A CASE OF INFLAMMATORY PSEUDOTUMOR OF THE LIVER

A 65-year-old male patient with chief complaints of pyrexia and epigastralgia was treated. Examinations revealed anemia, an increased erythrocyte sedimentation rate, leukocytosis, polyclonal hyperimmunoglobulinemia and reactive hyperplasia of plasma cells in the bone marrow. Abdominal CT visualized a low-density area with an obscure demarcation in the posterior segment of the right hepatic lobe, and angiography showed vascular hyperplasia in the posterior branch of the right hepatic artery.
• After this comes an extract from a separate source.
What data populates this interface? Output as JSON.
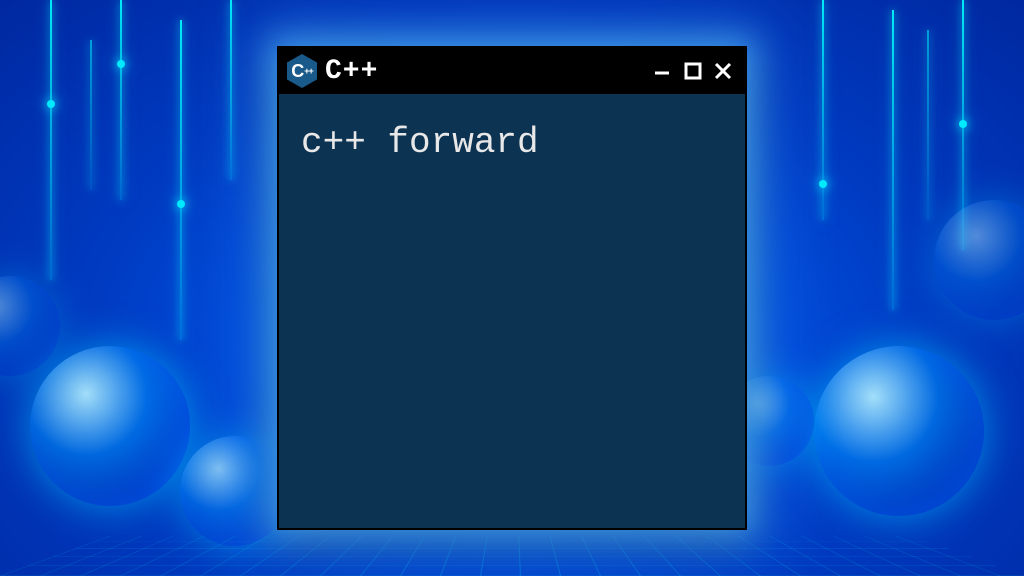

Under a suspicion of liver abscess, exploratory centesis was preformed, but neither purulent discharge nor definite formation of an abscess cavity was found. By needle biopsy, the liver tissue was found to have been replaced by an inflammatory granulation tissue consisting of many plasma cells, lymphocytes and fibroblasts, but no microabscesses were observed. These findings led to the diagnosis of inflammatory pseudotumor of the liver (histopathologically, plasma cell granuloma). As a possible etiology of this disease, it was speculated that some immunological abnormality was involved, for our case presented with polyclonal hyperimmunoglobulinemia and hyperplasia of plasma cells in the bone marrow.